Trade execution was the focus Thursday morning at the WBR Fixed Income Leaders Summit.
The first panel explored best execution — what is it and how far is the market from the ideal standard.
Much of the discussion centered around data and transparency, and a paradox therein. That is, every trading desk wants more data and transparency, immediately, to help their own trading — but those same desks don’t want to provide data and transparency around their own activity, as such a reveal could hurt their trading results.
“As an institutional trader, you want as much information as you can get but you want to give as little as possible,” said Isaac Chang, Managing Director at AQR Capital Management.
The challenge is to find the sweet spot between not enough data and transparency, and too much data and transparency.

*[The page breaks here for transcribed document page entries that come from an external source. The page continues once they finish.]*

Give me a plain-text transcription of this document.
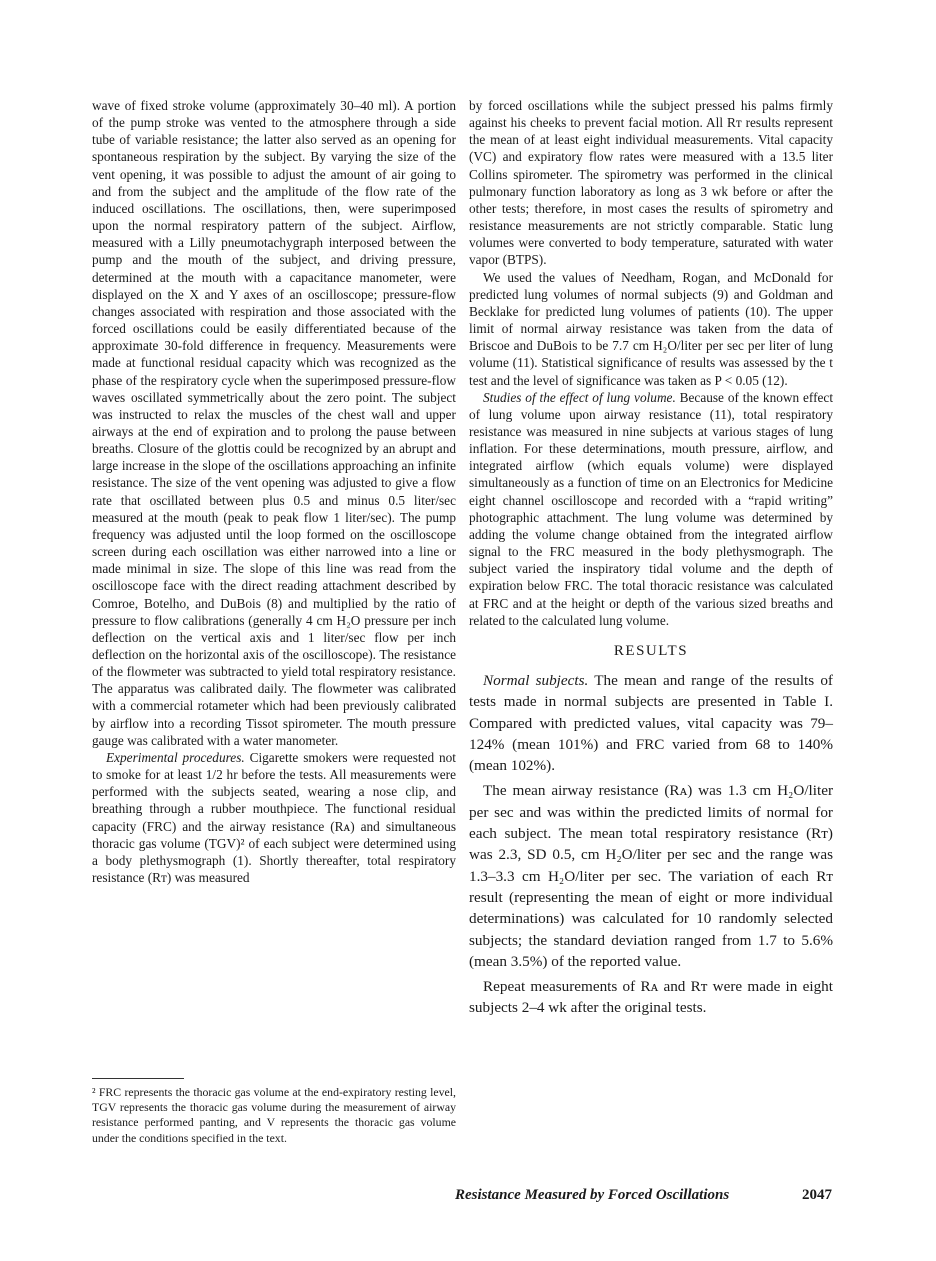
wave of fixed stroke volume (approximately 30–40 ml). A portion of the pump stroke was vented to the atmosphere through a side tube of variable resistance; the latter also served as an opening for spontaneous respiration by the subject. By varying the size of the vent opening, it was possible to adjust the amount of air going to and from the subject and the amplitude of the flow rate of the induced oscillations. The oscillations, then, were superimposed upon the normal respiratory pattern of the subject. Airflow, measured with a Lilly pneumotachygraph interposed between the pump and the mouth of the subject, and driving pressure, determined at the mouth with a capacitance manometer, were displayed on the X and Y axes of an oscilloscope; pressure-flow changes associated with respiration and those associated with the forced oscillations could be easily differentiated because of the approximate 30-fold difference in frequency. Measurements were made at functional residual capacity which was recognized as the phase of the respiratory cycle when the superimposed pressure-flow waves oscillated symmetrically about the zero point. The subject was instructed to relax the muscles of the chest wall and upper airways at the end of expiration and to prolong the pause between breaths. Closure of the glottis could be recognized by an abrupt and large increase in the slope of the oscillations approaching an infinite resistance. The size of the vent opening was adjusted to give a flow rate that oscillated between plus 0.5 and minus 0.5 liter/sec measured at the mouth (peak to peak flow 1 liter/sec). The pump frequency was adjusted until the loop formed on the oscilloscope screen during each oscillation was either narrowed into a line or made minimal in size. The slope of this line was read from the oscilloscope face with the direct reading attachment described by Comroe, Botelho, and DuBois (8) and multiplied by the ratio of pressure to flow calibrations (generally 4 cm H₂O pressure per inch deflection on the vertical axis and 1 liter/sec flow per inch deflection on the horizontal axis of the oscilloscope). The resistance of the flowmeter was subtracted to yield total respiratory resistance. The apparatus was calibrated daily. The flowmeter was calibrated with a commercial rotameter which had been previously calibrated by airflow into a recording Tissot spirometer. The mouth pressure gauge was calibrated with a water manometer.

Experimental procedures. Cigarette smokers were requested not to smoke for at least 1/2 hr before the tests. All measurements were performed with the subjects seated, wearing a nose clip, and breathing through a rubber mouthpiece. The functional residual capacity (FRC) and the airway resistance (Rᴀ) and simultaneous thoracic gas volume (TGV)² of each subject were determined using a body plethysmograph (1). Shortly thereafter, total respiratory resistance (Rᴛ) was measured

² FRC represents the thoracic gas volume at the end-expiratory resting level, TGV represents the thoracic gas volume during the measurement of airway resistance performed panting, and V represents the thoracic gas volume under the conditions specified in the text.

by forced oscillations while the subject pressed his palms firmly against his cheeks to prevent facial motion. All Rᴛ results represent the mean of at least eight individual measurements. Vital capacity (VC) and expiratory flow rates were measured with a 13.5 liter Collins spirometer. The spirometry was performed in the clinical pulmonary function laboratory as long as 3 wk before or after the other tests; therefore, in most cases the results of spirometry and resistance measurements are not strictly comparable. Static lung volumes were converted to body temperature, saturated with water vapor (BTPS).

We used the values of Needham, Rogan, and McDonald for predicted lung volumes of normal subjects (9) and Goldman and Becklake for predicted lung volumes of patients (10). The upper limit of normal airway resistance was taken from the data of Briscoe and DuBois to be 7.7 cm H₂O/liter per sec per liter of lung volume (11). Statistical significance of results was assessed by the t test and the level of significance was taken as P < 0.05 (12).

Studies of the effect of lung volume. Because of the known effect of lung volume upon airway resistance (11), total respiratory resistance was measured in nine subjects at various stages of lung inflation. For these determinations, mouth pressure, airflow, and integrated airflow (which equals volume) were displayed simultaneously as a function of time on an Electronics for Medicine eight channel oscilloscope and recorded with a “rapid writing” photographic attachment. The lung volume was determined by adding the volume change obtained from the integrated airflow signal to the FRC measured in the body plethysmograph. The subject varied the inspiratory tidal volume and the depth of expiration below FRC. The total thoracic resistance was calculated at FRC and at the height or depth of the various sized breaths and related to the calculated lung volume.

RESULTS

Normal subjects. The mean and range of the results of tests made in normal subjects are presented in Table I. Compared with predicted values, vital capacity was 79–124% (mean 101%) and FRC varied from 68 to 140% (mean 102%).

The mean airway resistance (Rᴀ) was 1.3 cm H₂O/liter per sec and was within the predicted limits of normal for each subject. The mean total respiratory resistance (Rᴛ) was 2.3, SD 0.5, cm H₂O/liter per sec and the range was 1.3–3.3 cm H₂O/liter per sec. The variation of each Rᴛ result (representing the mean of eight or more individual determinations) was calculated for 10 randomly selected subjects; the standard deviation ranged from 1.7 to 5.6% (mean 3.5%) of the reported value.

Repeat measurements of Rᴀ and Rᴛ were made in eight subjects 2–4 wk after the original tests.

Resistance Measured by Forced Oscillations	2047
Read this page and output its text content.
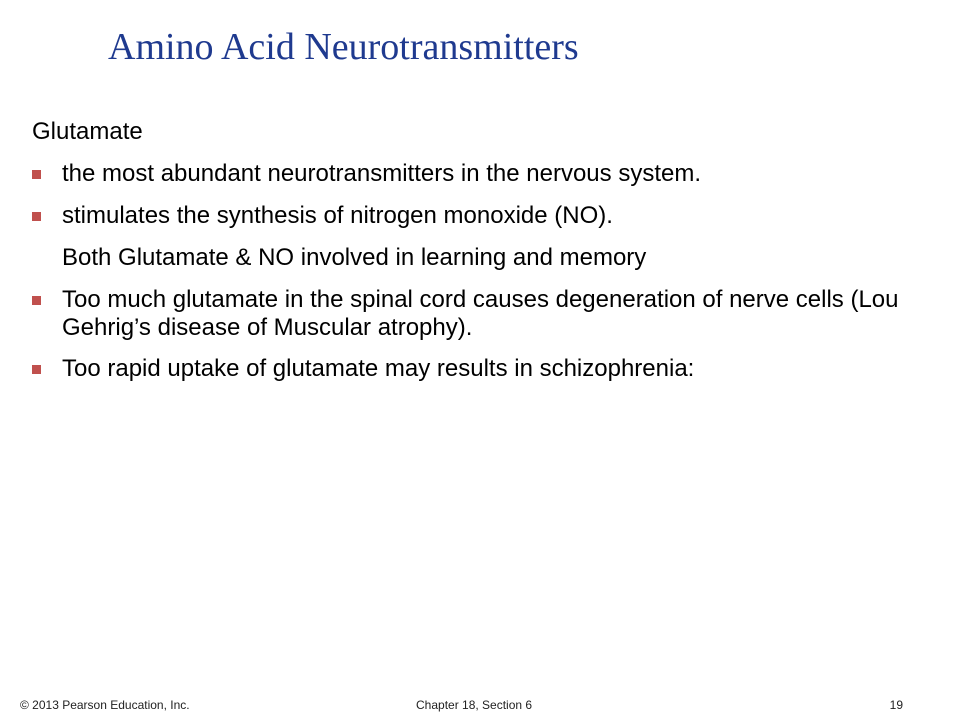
Amino Acid Neurotransmitters
Glutamate
the most abundant neurotransmitters in the nervous system.
stimulates the synthesis of nitrogen monoxide (NO).
Both Glutamate & NO involved in learning and memory
Too much glutamate in the spinal cord causes degeneration of nerve cells (Lou Gehrig’s disease of Muscular atrophy).
Too rapid uptake of glutamate may results in schizophrenia:
© 2013 Pearson Education, Inc.	Chapter 18, Section 6	19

Chang noted a tenet of Econ 101 is that perfectly efficient markets need perfect information, so it is hard to make the argument that less information would make fixed income markets more efficient. But at the same time, the reality is that block trades are difficult to execute, and that could become more difficult with more transparency.
Bill de Leon, Global Head of Portfolio Risk Management at Pimco, argued that current information-disclosure requirements for corporate bond trading don’t allow enough time for institutions to finesse their big trades without tipping their hand.
The size of the corporate-bond market has about doubled as regulators have compacted trade-reporting times, while turnover has stayed about the same. “We have seen a deterioration in liquidity,” de Leon said. “Speeding up information hurts the ability of end users to transact because liquidity providers won’t provide liquidity.
What works with the standardization of the equity market may not work in fixed income. “Corporate bonds are not widgets — GE might have 100 bonds, but only one stock,” de Leon said. “An intermediary has to be willing to do that trade, and when information gets out quickly, that’s a problem.”
Neal Rayner, Head of U.S. Fixed Income Trading at Janus Henderson Investors, said he has a “love/hate” relationship with the Trade Reporting and Compliance Engine (Trace), which was introduced in 2002 and has expanded its sweep since then. “Sometimes it’s fantastic sometimes I wish it didn’t exist,” Rayner said.
Panelists cited the ‘winner’s curse’ phenomenon, in which the largest asset managers are the ones with the largest and biggest-footprint trades.
Mustafa Chowdhury, Head of Rates at Voya Investment Management, supported that notion. He indicated that Voya embraces transparency, at least partly because as a non-giant institutional manager, its trades are generally smaller and information about its trades is less likely to move markets in the wrong direction.
“It’s important to know where you are on the spectrum of big versus small,” Chowdhury said. “If you are an information taker, you want more information.”